Classrooms faced 5,000 teaching vacancies in 2019

ORLANDO – It is a simple math problem that is not getting solved in a classroom. Florida has a shortage of teachers.

“I think it has gotten a lot worse,” said Andrew Spar, President of the Florida Education Association, the state’s largest association of professional employees.

Two years ago, Spar, who began his education career in Daytona Beach in 1994, went on the record warning districts about a projected statewide shortage of teachers for Florida’s schools.

In 2019, roughly 5,000 teaching positions were unfilled. Today, Spar believes that number has doubled.

“This year there could be as many as 10,000 classrooms without teachers to start this school year,” Spar told News 6 investigator Merris Badcock.

According to the Florida Department of Education, Florida employs roughly 200,000 teachers statewide. If Spar’s estimate is correct, that means districts could begin the year with roughly 5% of their teaching positions unfilled.

But is that the case here in Central Florida?

News 6 checked with all local school districts’ public information offices, which provided their individual vacancy numbers in the weeks leading up to school.

At last check, in the weeks leading up to school, Seminole, Sumter, Orange and Lake counties had to hire roughly 1% or less of their entire teaching staff.

Brevard, Volusia, Marion and Flagler needed to hire roughly 2% of their teaching staff.

Osceola County, mirroring Spar’s statewide prediction, still needed to hire more than five percent of their teaching staff.

“We do have some instructional vacancies, but we will be using other certified personnel to make sure we start the school year with teachers in every classroom,” Superintendent of Osceola County Public Schools Dr. Debra Pace said.
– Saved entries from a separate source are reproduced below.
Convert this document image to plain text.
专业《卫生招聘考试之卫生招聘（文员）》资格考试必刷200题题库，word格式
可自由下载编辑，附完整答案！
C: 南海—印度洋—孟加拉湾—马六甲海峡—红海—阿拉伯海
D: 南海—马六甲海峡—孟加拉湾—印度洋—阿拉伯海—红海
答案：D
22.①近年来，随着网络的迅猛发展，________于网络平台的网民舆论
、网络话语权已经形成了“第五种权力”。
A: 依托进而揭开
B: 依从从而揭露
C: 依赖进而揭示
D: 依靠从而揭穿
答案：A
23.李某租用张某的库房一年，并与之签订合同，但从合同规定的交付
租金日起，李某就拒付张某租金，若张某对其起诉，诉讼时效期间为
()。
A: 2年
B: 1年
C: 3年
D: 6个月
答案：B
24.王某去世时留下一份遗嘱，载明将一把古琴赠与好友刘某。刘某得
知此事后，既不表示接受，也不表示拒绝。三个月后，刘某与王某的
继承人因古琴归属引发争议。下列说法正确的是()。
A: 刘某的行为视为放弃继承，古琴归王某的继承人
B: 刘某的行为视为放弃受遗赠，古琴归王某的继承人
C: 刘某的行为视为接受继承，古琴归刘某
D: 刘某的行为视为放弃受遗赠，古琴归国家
Pace’s solution to the problem, deploying substitute teachers, also mirrors what all districts said they would do to make sure there was a teacher in every classroom.

However, some people, like Spar, feel substitute teachers are not a long-term solution to a statewide teacher shortage.
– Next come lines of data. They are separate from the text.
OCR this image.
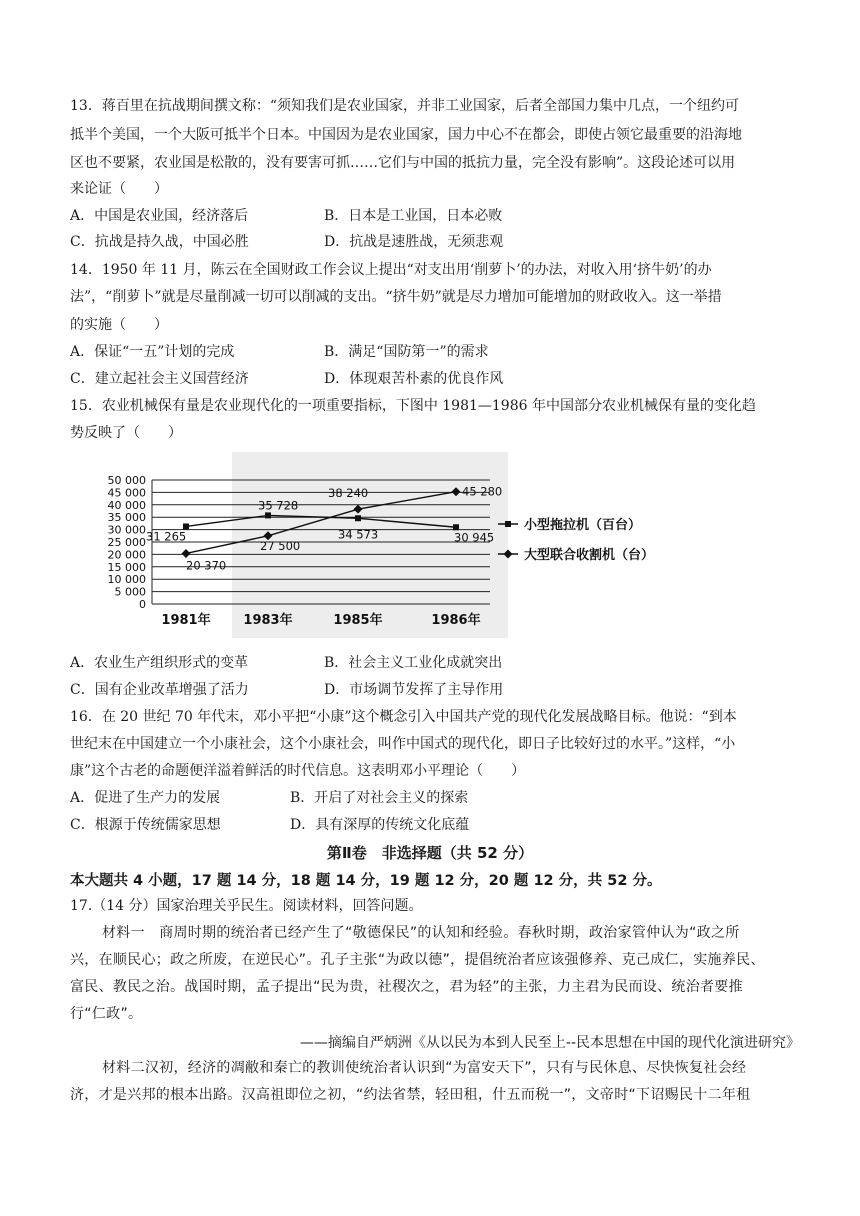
13．蒋百里在抗战期间撰文称：“须知我们是农业国家，并非工业国家，后者全部国力集中几点，一个纽约可
抵半个美国，一个大阪可抵半个日本。中国因为是农业国家，国力中心不在都会，即使占领它最重要的沿海地
区也不要紧，农业国是松散的，没有要害可抓……它们与中国的抵抗力量，完全没有影响”。这段论述可以用
来论证（　　）
A．中国是农业国，经济落后	B．日本是工业国，日本必败
C．抗战是持久战，中国必胜	D．抗战是速胜战，无须悲观
14．1950 年 11 月，陈云在全国财政工作会议上提出“对支出用‘削萝卜’的办法，对收入用‘挤牛奶’的办
法”，“削萝卜”就是尽量削减一切可以削减的支出。“挤牛奶”就是尽力增加可能增加的财政收入。这一举措
的实施（　　）
A．保证“一五”计划的完成	B．满足“国防第一”的需求
C．建立起社会主义国营经济	D．体现艰苦朴素的优良作风
15．农业机械保有量是农业现代化的一项重要指标，下图中 1981—1986 年中国部分农业机械保有量的变化趋
势反映了（　　）
50 000
45 000
40 000
35 000
30 000
25 000
20 000
15 000
10 000
5 000
0
1981年	1983年	1985年	1986年
31 265
35 728
34 573	30 945
20 370
27 500
38 240	45 280
小型拖拉机（百台）
大型联合收割机（台）
A．农业生产组织形式的变革	B．社会主义工业化成就突出
C．国有企业改革增强了活力	D．市场调节发挥了主导作用
16．在 20 世纪 70 年代末，邓小平把“小康”这个概念引入中国共产党的现代化发展战略目标。他说：“到本
世纪末在中国建立一个小康社会，这个小康社会，叫作中国式的现代化，即日子比较好过的水平。”这样，“小
康”这个古老的命题便洋溢着鲜活的时代信息。这表明邓小平理论（　　）
A．促进了生产力的发展	B．开启了对社会主义的探索
C．根源于传统儒家思想	D．具有深厚的传统文化底蕴
第Ⅱ卷　非选择题（共 52 分）
本大题共 4 小题，17 题 14 分，18 题 14 分，19 题 12 分，20 题 12 分，共 52 分。
17.（14 分）国家治理关乎民生。阅读材料，回答问题。
材料一　商周时期的统治者已经产生了“敬德保民”的认知和经验。春秋时期，政治家管仲认为“政之所
兴，在顺民心；政之所废，在逆民心”。孔子主张“为政以德”，提倡统治者应该强修养、克己成仁，实施养民、
富民、教民之治。战国时期，孟子提出“民为贵，社稷次之，君为轻”的主张，力主君为民而设、统治者要推
行“仁政”。
——摘编自严炳洲《从以民为本到人民至上--民本思想在中国的现代化演进研究》
材料二汉初，经济的凋敝和秦亡的教训使统治者认识到“为富安天下”，只有与民休息、尽快恢复社会经
济，才是兴邦的根本出路。汉高祖即位之初，“约法省禁，轻田租，什五而税一”，文帝时“下诏赐民十二年租
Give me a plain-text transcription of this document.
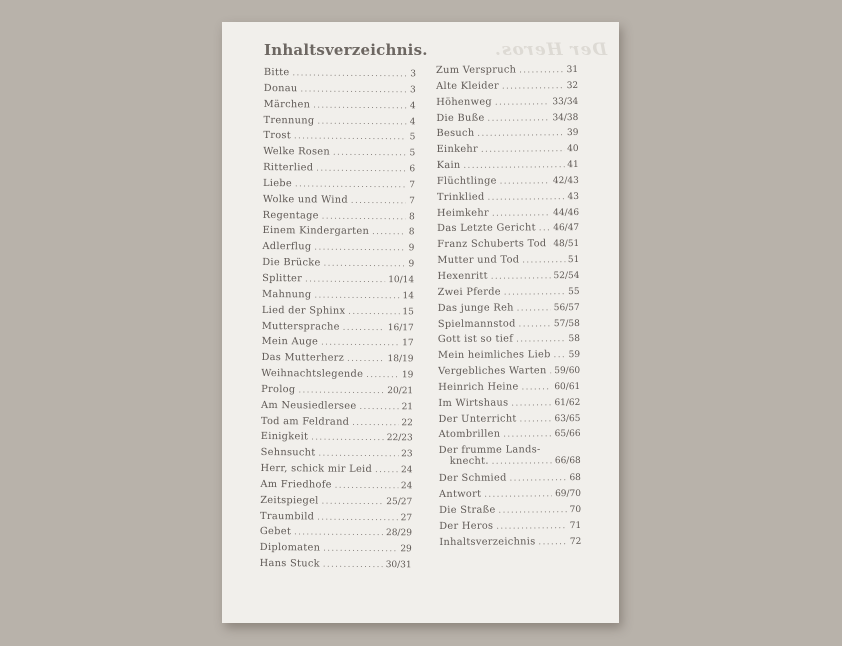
Der Heros.
Inhaltsverzeichnis.
Bitte .....	3
Donau .....	3
Märchen .....	4
Trennung .....	4
Trost .....	5
Welke Rosen .....	5
Ritterlied .....	6
Liebe .....	7
Wolke und Wind .....	7
Regentage .....	8
Einem Kindergarten .....	8
Adlerflug .....	9
Die Brücke .....	9
Splitter .....	10/14
Mahnung .....	14
Lied der Sphinx .....	15
Muttersprache .....	16/17
Mein Auge .....	17
Das Mutterherz .....	18/19
Weihnachtslegende .....	19
Prolog .....	20/21
Am Neusiedlersee .....	21
Tod am Feldrand .....	22
Einigkeit .....	22/23
Sehnsucht .....	23
Herr, schick mir Leid .....	24
Am Friedhofe .....	24
Zeitspiegel .....	25/27
Traumbild .....	27
Gebet .....	28/29
Diplomaten .....	29
Hans Stuck .....	30/31
Zum Verspruch .....	31
Alte Kleider .....	32
Höhenweg .....	33/34
Die Buße .....	34/38
Besuch .....	39
Einkehr .....	40
Kain .....	41
Flüchtlinge .....	42/43
Trinklied .....	43
Heimkehr .....	44/46
Das Letzte Gericht ..... 46/47
Franz Schuberts Tod ..... 48/51
Mutter und Tod .....	51
Hexenritt .....	52/54
Zwei Pferde .....	55
Das junge Reh .....	56/57
Spielmannstod .....	57/58
Gott ist so tief .....	58
Mein heimliches Lieb ..... 59
Vergebliches Warten ..... 59/60
Heinrich Heine .....	60/61
Im Wirtshaus .....	61/62
Der Unterricht .....	63/65
Atombrillen .....	65/66
Der frumme Lands-
knecht. .....	66/68
Der Schmied .....	68
Antwort .....	69/70
Die Straße .....	70
Der Heros .....	71
Inhaltsverzeichnis .....	72
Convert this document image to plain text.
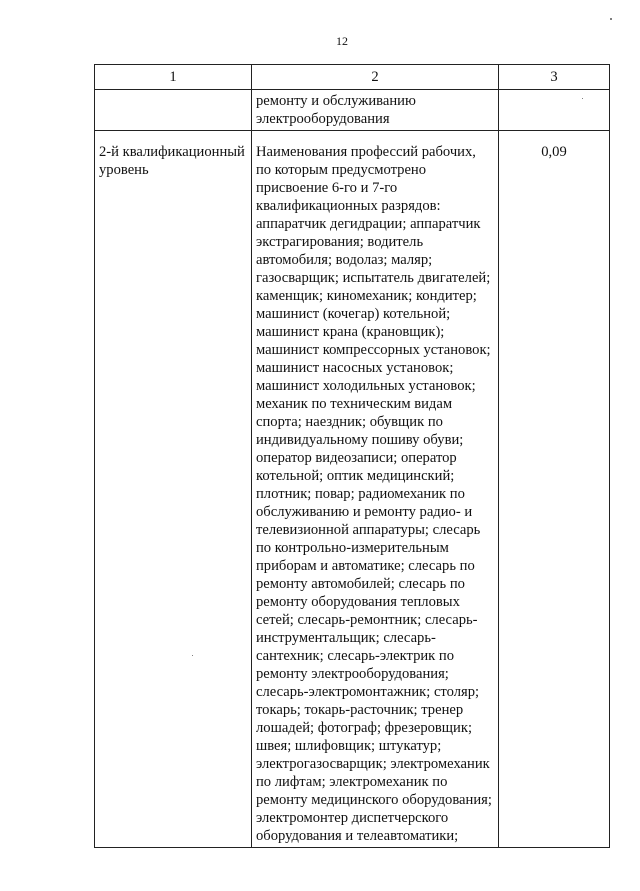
12
1	2	3
	ремонту и обслуживанию электрооборудования	
2-й квалификационный уровень	Наименования профессий рабочих, по которым предусмотрено присвоение 6-го и 7-го квалификационных разрядов: аппаратчик дегидрации; аппаратчик экстрагирования; водитель автомобиля; водолаз; маляр; газосварщик; испытатель двигателей; каменщик; киномеханик; кондитер; машинист (кочегар) котельной; машинист крана (крановщик); машинист компрессорных установок; машинист насосных установок; машинист холодильных установок; механик по техническим видам спорта; наездник; обувщик по индивидуальному пошиву обуви; оператор видеозаписи; оператор котельной; оптик медицинский; плотник; повар; радиомеханик по обслуживанию и ремонту радио- и телевизионной аппаратуры; слесарь по контрольно-измерительным приборам и автоматике; слесарь по ремонту автомобилей; слесарь по ремонту оборудования тепловых сетей; слесарь-ремонтник; слесарь-инструментальщик; слесарь-сантехник; слесарь-электрик по ремонту электрооборудования; слесарь-электромонтажник; столяр; токарь; токарь-расточник; тренер лошадей; фотограф; фрезеровщик; швея; шлифовщик; штукатур; электрогазосварщик; электромеханик по лифтам; электромеханик по ремонту медицинского оборудования; электромонтер диспетчерского оборудования и телеавтоматики;	0,09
Part of the reason districts are struggling to put teachers in every classroom is because, according to Spar, not enough people want to be teachers.
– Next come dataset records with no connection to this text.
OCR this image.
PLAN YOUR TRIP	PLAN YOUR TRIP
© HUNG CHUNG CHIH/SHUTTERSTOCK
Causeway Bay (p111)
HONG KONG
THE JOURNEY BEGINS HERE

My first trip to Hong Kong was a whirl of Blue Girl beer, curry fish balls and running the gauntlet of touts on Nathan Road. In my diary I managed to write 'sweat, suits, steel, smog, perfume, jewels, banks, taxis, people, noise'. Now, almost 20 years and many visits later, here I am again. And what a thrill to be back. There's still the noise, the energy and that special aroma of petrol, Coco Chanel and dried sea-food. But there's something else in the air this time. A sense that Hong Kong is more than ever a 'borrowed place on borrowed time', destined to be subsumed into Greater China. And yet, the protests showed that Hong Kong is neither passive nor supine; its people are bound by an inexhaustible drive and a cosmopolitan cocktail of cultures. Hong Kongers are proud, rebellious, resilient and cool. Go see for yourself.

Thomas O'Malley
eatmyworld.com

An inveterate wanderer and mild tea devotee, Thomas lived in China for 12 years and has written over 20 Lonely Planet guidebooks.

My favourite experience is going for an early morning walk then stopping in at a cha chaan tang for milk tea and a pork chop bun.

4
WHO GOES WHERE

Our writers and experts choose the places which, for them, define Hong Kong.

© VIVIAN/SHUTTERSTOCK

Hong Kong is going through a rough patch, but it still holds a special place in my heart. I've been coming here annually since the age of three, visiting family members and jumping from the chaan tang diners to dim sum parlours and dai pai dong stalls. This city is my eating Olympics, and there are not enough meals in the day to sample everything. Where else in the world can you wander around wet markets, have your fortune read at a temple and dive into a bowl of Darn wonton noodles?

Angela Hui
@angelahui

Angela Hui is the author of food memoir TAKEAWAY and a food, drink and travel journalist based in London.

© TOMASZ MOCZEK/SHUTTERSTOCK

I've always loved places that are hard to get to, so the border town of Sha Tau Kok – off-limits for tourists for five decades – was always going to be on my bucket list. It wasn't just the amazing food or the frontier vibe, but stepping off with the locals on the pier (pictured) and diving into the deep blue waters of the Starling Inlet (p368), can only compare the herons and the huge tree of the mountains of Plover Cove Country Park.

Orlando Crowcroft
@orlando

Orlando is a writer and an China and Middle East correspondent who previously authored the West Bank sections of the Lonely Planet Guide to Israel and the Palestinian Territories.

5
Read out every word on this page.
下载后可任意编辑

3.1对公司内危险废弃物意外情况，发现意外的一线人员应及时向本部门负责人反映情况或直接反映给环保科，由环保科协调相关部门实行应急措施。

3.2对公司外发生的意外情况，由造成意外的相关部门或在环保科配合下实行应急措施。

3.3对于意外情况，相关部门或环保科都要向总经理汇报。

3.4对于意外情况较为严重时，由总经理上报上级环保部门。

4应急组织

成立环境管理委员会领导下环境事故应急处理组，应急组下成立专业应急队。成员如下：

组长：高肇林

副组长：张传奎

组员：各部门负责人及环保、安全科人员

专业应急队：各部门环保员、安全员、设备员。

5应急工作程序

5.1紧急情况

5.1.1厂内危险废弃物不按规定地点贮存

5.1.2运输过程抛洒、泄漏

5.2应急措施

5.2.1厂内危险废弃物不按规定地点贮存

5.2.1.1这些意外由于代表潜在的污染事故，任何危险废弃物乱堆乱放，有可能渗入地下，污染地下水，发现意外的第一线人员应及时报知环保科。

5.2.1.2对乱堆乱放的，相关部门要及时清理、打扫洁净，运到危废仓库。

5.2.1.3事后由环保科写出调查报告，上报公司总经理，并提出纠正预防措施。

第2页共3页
Just look to the University of South Florida which recently considered closing its College of Education after dwindling enrollment.

Even if people are becoming teachers, they are not staying teachers.

“I was always a big believer in philanthropy,” Serdwick St. Pierre said. “I feel like being a teacher, you are a philanthropist.”

St. Pierre taught in Orange County public schools for just one year, from 2020 to 2021, before deciding his future as a teacher was not going to give back to him as much as he was being asked to give.

“I just felt like it was not about education. It was about performance. It was not really about the students. It was about, ‘We need these numbers to look like this’,” said St. Pierre.